Pregnancy can involve several medical terms that may seem concerning at first. One of these is low-lying placenta, also referred to as placenta praevia. Below is an explanation for informational purposes.
What Is the Placenta?
During gestation, a specialized organ known as the placenta develops within the uterine environment. Its primary role involves facilitating the exchange of vital oxygen and nourishment to the growing fetus while simultaneously removing metabolic byproducts from the fetal circulatory system. While it commonly affixes itself to the upper or lateral aspects of the uterus, instances can occur where placental attachment takes place in the lower uterine segment. This specific condition is medically termed a low-lying placenta or placenta previa.
What are Low-Lying Placenta and Placenta Praevia?
The placenta develops early in pregnancy at the location where the fertilized egg implants into the uterine lining. It may attach to various parts of the uterus, including the front, back, top, or sides.
In most pregnancies, the placenta is located in the upper portion of the uterus. Occasionally, it is positioned lower and may be close to or covering the cervix (the opening to the birth canal). The following are the main types:
- Low-lying placenta: The edge of the placenta is less than 2 centimeters from the cervix but does not cover it.

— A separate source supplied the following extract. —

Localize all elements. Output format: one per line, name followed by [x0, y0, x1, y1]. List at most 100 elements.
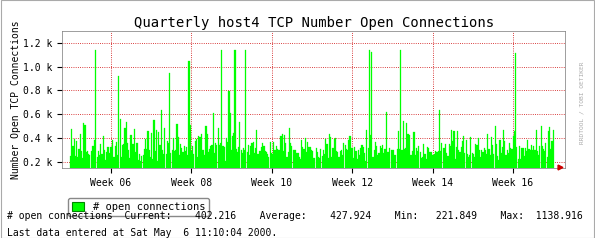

- Placenta praevia: Placenta previa is a condition characterized by the placenta partially or entirely obstructing the cervical opening.
These conditions are generally identified during a routine ultrasound scan conducted between 18 and 21 weeks of pregnancy.
Are Low-Lying Placenta or Placenta Praevia Common?
Yes. A low-lying placenta is relatively common during the mid-second trimester. Approximately 1 in 10 women are diagnosed with this at the 20-week ultrasound scan. However, this is often temporary, as the placenta typically shifts upward as the uterus expands.
By the third trimester, about 90% of low-lying placenta cases resolve naturally. If the placenta remains low or continues to cover the cervix later in the pregnancy, it is classified as placenta praevia. This is less common, seen in about 1 in 200 pregnancies at full term.
What are the Symptoms of a Low-Lying Placenta or Placenta Praevia?
Many individuals with a low-lying placenta experience no symptoms. However, placenta praevia can be associated with the following signs, particularly in the second or third trimester:
- Painless, bright red vaginal bleeding (which may occur more than once or suddenly)
- Bleeding following sexual intercourse
- Usually no pain or cramping, though mild discomfort may occur in some cases
- Possible signs of preterm labor, such as uterine contractions or pelvic pressure
Who is at Risk of Developing Placenta Praevia?
Placenta praevia can occur in any pregnancy, but certain risk factors may increase its likelihood:
- Previous cesarean section
- History of uterine surgery (e.g., fibroid removal or dilation and curettage)
- Multiple pregnancy (twins or more)
- Maternal age above 35 years
- Smoking during pregnancy
- Pregnancy conceived through in vitro fertilization (IVF)
- Past history of placenta praevia
Having risk factors does not guarantee the development of the condition but may require closer monitoring.
How Can a Low-Lying Placenta or Placenta Praevia Affect mother and Baby?
In most cases, a low-lying placenta early in pregnancy does not have long-term effects, as it usually moves upward. If it remains low or covers the cervix later in pregnancy, the following complications may occur:
- Vaginal bleeding in the second or third trimester, possibly heavy and sudden
- Risk of preterm labor or early delivery
- Likelihood of cesarean section if the placenta still covers the cervix at the time of labor
- Possible hospital admission for monitoring in cases of severe bleeding
- Restrictions on physical activities, such as avoiding sexual intercourse or vaginal examinations, to prevent bleeding
Healthcare providers will monitor the condition with follow-up scans and give specific medical advice to ensure the pregnancy progresses safely.
Conclusion
A diagnosis of low-lying placenta or placenta praevia may cause concern, but in most cases, the condition resolves on its own as the pregnancy progresses. With regular monitoring and proper medical care, most individuals go on to have healthy pregnancies and deliveries.
If placenta praevia persists into the later stages of pregnancy, the medical team will develop an appropriate management plan to ensure the safety of both the pregnant individual and the baby.